The limit was supposed to be £15. I found it had gone up to £20, with no advice or discussion.
The bill was for £25, and so not valid for NFC. I had never heard that it can take a part payment.
I do not like NFC, I do not trust it, and I do not trust the banks, but there appears to be no way to avoid it. I have spoken to several banks with whom I have accounts, and they all say there is no choice - if you want a card, it WILL have NFC enabled, for whatever amount they say.
A new dawn of fraud.
With NFC, a new era of fraud is about to arrive. How long will it be before you can download frequencies off of a .torrent to pay for things. I think the banks know this, and the banks want this. NFC will be one hell of an excuse for a banks lack of liability for consumer fraud, and to put in place another security measure to eventually charge you for. As we have seen, the banks desperately need a new scapegoat to ride, because bailout money won't be available for at least another 20 years. Banks need overhead, and they need it now.
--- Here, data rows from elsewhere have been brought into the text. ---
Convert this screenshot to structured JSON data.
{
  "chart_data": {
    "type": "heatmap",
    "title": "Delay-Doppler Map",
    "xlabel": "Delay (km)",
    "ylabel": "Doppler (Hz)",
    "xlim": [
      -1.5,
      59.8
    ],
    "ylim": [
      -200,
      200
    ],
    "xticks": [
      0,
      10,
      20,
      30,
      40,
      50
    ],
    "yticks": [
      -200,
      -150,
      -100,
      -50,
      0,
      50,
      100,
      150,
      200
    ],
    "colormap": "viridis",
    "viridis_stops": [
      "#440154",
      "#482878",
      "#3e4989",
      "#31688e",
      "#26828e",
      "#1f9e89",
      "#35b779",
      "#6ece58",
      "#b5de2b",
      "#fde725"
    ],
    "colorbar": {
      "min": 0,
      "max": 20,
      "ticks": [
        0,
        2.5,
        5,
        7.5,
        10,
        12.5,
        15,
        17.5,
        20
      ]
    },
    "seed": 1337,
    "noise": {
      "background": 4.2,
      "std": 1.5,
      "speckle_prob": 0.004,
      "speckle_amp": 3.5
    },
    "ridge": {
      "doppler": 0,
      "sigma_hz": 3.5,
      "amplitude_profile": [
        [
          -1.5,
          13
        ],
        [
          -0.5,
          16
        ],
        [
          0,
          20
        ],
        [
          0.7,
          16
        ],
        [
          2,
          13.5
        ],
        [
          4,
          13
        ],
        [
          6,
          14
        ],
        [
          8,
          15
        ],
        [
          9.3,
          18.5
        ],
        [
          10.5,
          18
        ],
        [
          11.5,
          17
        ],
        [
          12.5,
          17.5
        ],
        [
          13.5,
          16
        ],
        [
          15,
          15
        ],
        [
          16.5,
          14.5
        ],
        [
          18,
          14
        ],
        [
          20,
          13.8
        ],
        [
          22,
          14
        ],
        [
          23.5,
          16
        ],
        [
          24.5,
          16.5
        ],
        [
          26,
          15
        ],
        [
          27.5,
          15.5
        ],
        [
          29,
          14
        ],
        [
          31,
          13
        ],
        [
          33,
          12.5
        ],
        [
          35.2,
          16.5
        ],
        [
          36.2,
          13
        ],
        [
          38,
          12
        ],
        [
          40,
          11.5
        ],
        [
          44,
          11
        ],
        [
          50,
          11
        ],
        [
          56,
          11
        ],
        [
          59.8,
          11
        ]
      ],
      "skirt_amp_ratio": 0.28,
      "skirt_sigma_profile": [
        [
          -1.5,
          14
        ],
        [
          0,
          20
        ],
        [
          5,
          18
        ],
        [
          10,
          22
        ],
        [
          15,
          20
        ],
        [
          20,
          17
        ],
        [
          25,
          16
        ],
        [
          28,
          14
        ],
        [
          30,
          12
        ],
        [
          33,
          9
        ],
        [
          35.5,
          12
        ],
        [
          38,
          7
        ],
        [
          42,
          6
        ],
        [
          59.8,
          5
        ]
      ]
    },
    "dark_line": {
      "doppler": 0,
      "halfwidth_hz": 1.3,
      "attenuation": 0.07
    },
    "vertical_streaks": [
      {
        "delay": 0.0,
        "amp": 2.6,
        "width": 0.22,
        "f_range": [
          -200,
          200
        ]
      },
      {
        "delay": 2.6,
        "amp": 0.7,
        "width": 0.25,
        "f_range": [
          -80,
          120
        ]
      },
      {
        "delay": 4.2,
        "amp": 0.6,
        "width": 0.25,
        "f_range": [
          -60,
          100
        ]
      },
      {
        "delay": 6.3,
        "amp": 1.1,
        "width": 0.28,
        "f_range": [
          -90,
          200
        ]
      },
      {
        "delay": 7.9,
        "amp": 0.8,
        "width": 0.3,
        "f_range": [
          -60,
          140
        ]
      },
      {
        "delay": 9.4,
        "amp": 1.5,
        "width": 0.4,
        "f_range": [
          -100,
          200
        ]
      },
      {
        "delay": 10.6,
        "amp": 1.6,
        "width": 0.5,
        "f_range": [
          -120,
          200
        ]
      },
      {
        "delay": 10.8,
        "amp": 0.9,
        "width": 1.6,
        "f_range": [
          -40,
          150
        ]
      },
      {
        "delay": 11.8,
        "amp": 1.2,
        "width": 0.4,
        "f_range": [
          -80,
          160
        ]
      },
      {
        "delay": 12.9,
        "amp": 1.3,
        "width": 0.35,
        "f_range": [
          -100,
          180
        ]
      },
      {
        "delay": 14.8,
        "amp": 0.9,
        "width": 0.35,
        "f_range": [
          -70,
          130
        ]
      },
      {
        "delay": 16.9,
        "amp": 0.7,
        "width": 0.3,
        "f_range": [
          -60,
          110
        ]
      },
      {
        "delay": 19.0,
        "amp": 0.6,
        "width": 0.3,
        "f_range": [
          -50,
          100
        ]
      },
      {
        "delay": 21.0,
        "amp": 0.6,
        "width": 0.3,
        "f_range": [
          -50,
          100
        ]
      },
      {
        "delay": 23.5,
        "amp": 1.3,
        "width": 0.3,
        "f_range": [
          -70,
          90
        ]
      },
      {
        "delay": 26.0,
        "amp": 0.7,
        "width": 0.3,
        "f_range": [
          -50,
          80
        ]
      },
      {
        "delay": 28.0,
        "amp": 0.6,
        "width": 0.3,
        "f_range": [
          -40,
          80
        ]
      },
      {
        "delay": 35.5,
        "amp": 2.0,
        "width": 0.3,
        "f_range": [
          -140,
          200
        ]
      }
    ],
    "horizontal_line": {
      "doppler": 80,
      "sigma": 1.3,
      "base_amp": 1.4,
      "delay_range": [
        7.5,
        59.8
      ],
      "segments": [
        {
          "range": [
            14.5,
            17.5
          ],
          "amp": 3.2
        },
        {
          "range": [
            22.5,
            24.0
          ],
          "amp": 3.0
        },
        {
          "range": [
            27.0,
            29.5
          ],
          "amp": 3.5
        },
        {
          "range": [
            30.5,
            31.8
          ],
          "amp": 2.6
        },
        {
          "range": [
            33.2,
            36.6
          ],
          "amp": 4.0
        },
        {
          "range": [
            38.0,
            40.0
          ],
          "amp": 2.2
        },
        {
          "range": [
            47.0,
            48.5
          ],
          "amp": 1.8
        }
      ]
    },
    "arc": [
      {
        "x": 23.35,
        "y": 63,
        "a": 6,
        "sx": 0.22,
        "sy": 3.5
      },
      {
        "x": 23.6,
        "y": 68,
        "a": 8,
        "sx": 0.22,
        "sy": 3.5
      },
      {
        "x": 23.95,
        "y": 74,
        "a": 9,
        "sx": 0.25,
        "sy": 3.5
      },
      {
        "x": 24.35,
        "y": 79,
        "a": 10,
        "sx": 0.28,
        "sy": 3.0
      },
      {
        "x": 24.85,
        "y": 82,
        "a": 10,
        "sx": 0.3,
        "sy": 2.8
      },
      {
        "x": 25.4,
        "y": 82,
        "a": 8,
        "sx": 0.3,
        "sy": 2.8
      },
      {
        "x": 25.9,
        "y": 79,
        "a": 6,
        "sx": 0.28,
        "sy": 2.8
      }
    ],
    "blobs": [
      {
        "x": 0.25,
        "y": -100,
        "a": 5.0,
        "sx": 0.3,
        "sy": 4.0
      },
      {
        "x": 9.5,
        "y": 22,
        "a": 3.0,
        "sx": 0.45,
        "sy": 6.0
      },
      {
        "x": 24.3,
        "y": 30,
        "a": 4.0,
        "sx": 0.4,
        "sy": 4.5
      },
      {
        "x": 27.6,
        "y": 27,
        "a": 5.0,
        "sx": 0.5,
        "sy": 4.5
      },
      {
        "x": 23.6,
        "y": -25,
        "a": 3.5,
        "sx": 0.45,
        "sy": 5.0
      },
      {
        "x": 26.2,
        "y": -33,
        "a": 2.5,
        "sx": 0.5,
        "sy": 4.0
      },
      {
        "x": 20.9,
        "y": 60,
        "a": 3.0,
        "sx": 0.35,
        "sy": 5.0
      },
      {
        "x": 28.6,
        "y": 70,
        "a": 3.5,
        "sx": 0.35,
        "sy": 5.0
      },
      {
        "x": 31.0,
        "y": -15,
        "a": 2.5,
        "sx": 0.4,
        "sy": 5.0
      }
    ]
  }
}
No, it's not a conspiracy, it's just good business. And like most business, ethics aren't involved.
The problem with NFC payments by phone in the US
is that everyone wants a share of it:
the payment processors (Visa, Mastercard)
the carriers (AT&T, Verizon, etc)
the phone OS companies (Apple, Google, Microsoft)
the phone OEMs (Apple, Samsung, Motorola, etc)
the wildcards (Paypal, Square, etc)
There simply isn't enough money for everyone to get a cut, unless it becomes a lot more expensive to pay via NFC than with a credit card - and if that happens the merchants will refuse to support it.
So we're at a stalemate while everyone is trying to go it alone or partner up with someone else in various alliances, or waiting to see what happens before trying to swoop in and undercut everyone else.
The biggest problem, of course, is that it doesn't solve a problem anyone has. Why do I want to pay with my phone rather than something in my wallet? If I want to pay via NFC (I don't, but let's assume I'm ignorant of security and wish to do so) then why shouldn't I have an NFC enabled credit/debit card and bonk my wallet against the reader instead of my phone? What exactly is the advantage of bonking my phone, other than some geek points if you're with the right crowd?
Re: The problem with NFC payments by phone in the US
The idea behind using your phone to 'bonk' is that it removes the need for a wallet entirely. In a (bank's) perfect world, NFC is everywhere, everyone owns an NFC enabled phone and cash is not required (therefore neither is your wallet). I don't necessarily agree, but this is the 'advantage' of NFC payments on a phone.
Also, if you have more than one card, bonking your wallet against a terminal isn't the best idea as you can't really be sure which card will be charged.
Obviously share peoples' security concerns but in practice contactless payment is extremely handy. Bought a sandwich in M&S the other day and a lot easier just to wave the card than fiddle about with PINpad for three quid. If it were integrated into your phone then eventually would no longer have to remember car keys, door entry card...
It is, of course, your privilege to think that, but single-factor security is multi-factor breach for anyone that gets hold of it. I'll keep multiple cards, the "lack of ease" of putting in a PIN every time, and a keyring with many keys (some of which don't fit anything I still own - I don't know that it would actually baffle a thief, but it doesn't help them) and carkeys that don't easily identify the make of car I drive.
I'll not be using NFC anytime soon, thanks.
But the easier thing there isn't the contactless aspect, but the dropping of the requirement for entering a pin (which obviously has the trade-off of security). If you instead just had to swipe the card through a reader, it would still be much quicker than using a pin reader machine, even though it wouldn't be contactless.
In the US we don't have to bother with the PIN or signature for small transactions. I don't know the current limits on debit card transactions that don't require a PIN, but for credit cards I don't need to sign for anything under $50. Just swipe my card on the reader, the salesperson never needs to touch it. That takes away a lot of the convenience argument for small transactions using NFC, at least in the US.